The Age (http://www.theage.com.au/news/general/the-cell-division/2005/09/29/1127804607919.html) September 30, 2005 (All the quotes below are from this article “The Cell Division”.)

[3] “…embryos only have a significance when people want to use them to have a child. When they are created only for the purpose of research, they no longer have the same status", Professor Julian Savulescu, director of the Uehiro Centre for Practical Ethics at Oxford University

[4] Caption under photo (two people in wheelchairs) by Pat Scala: Pressing for change: Dr Paul Brock (left) James Shepherd and Joanna Knott argue that each of them would benefit from therapeutic cloning.

[5] “It would be immoral not to lift the ban [on cloning], argues the Australian ethicist Professor Julian Savulescu, director of the Uehiro Centre for Practical Ethics at Oxford University.”
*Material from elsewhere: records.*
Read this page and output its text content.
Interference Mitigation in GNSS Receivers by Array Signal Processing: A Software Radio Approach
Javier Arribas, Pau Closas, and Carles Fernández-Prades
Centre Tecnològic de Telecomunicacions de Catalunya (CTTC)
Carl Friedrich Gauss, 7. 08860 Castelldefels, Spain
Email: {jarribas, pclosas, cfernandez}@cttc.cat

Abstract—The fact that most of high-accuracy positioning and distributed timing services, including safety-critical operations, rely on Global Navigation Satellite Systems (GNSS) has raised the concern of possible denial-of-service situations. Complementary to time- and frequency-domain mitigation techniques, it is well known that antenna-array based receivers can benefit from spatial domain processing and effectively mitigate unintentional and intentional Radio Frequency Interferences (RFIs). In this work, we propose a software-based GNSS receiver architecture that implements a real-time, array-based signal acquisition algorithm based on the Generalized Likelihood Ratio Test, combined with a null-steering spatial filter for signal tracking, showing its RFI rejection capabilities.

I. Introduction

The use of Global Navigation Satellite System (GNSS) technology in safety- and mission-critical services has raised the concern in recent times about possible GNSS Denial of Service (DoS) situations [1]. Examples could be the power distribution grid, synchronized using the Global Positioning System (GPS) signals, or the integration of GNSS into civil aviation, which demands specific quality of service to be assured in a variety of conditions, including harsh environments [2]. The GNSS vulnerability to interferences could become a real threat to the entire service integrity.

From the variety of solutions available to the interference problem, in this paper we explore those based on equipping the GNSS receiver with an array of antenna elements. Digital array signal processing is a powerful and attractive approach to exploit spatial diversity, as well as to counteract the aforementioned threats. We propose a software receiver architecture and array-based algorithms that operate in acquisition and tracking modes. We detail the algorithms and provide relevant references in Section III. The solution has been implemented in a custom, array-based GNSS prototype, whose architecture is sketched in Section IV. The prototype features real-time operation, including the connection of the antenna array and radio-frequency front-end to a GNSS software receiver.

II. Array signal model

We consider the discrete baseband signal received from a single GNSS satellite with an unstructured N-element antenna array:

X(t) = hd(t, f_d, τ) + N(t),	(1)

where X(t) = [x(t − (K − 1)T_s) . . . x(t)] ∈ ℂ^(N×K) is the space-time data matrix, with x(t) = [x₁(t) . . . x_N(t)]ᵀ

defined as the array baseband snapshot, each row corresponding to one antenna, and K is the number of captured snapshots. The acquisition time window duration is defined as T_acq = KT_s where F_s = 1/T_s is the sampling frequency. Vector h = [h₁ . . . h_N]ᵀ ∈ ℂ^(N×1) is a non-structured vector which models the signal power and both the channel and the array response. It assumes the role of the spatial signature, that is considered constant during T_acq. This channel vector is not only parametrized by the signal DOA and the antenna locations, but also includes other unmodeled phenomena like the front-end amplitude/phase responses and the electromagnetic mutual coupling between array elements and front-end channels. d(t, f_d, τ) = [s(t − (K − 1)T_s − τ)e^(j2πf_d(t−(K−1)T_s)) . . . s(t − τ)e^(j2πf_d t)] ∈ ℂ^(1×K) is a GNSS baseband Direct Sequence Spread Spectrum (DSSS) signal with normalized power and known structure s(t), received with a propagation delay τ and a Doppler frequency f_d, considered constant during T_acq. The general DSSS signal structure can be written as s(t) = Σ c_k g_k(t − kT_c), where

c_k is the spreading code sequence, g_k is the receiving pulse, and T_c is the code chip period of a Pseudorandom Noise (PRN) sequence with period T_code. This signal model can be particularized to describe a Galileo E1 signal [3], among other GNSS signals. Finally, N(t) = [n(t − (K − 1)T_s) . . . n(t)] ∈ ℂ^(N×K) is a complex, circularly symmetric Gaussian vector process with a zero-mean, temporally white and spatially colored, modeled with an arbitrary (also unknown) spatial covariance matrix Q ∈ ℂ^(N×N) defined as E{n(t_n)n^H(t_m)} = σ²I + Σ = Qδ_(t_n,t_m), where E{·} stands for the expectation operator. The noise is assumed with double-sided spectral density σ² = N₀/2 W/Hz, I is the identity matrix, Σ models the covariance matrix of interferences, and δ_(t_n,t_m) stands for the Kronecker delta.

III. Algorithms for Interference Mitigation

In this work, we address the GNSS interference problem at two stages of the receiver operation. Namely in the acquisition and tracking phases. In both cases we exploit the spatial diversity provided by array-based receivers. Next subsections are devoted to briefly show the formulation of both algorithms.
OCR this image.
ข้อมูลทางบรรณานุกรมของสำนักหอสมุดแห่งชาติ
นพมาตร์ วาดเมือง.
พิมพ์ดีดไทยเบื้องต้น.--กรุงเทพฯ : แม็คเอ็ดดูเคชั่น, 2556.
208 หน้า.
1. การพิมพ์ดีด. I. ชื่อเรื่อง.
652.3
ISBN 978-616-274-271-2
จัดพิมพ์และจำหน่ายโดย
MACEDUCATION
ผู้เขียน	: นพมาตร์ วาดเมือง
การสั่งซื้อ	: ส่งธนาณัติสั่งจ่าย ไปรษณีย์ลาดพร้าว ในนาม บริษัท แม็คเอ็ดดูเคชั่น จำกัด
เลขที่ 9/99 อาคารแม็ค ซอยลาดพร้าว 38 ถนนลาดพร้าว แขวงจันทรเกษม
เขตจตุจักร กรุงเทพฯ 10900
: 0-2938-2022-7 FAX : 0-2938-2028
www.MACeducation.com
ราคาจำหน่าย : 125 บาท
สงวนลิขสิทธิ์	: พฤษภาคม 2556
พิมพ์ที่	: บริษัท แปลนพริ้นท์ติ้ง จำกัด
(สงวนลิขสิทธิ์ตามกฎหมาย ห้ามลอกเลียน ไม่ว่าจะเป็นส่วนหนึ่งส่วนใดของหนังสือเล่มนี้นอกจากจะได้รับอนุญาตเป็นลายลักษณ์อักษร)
[6] "This could save millions of lives." argues the Australian ethicist Professor Julian Savulescu, director of the Uehiro Centre for Practical Ethics at Oxford University

[7] “It is permitted in many countries, including Britain, South Korea, Singapore and Sweden.”
[These are rogue states who have reneged on the recent United Nations Declaration on Human Cloning in which the international community solemnly agreed “to protect adequately human life in the application of life sciences” and to “prohibit all forms of human cloning inasmuch as they are incompatible with human dignity and the protection of human life”.]

[8] “Science is like a horse race. The winner can’t be predicted beforehand. You have to let the horses run.”
Professor Julian Savulescu

[9] Dr Kuldip Sidhu, a stem cell researcher at the Prince of Wales Hospital in Sydney, says "We've got to be in the race. We don't want a brain drain because of the legislation." Already one of the nation's leading stem cell researchers, Professor Martin Pera, of the Australian Stem Cell Centre in Melbourne, has said he will consider moving to another country if the ban is not lifted because his research would be compromised relative to colleagues overseas.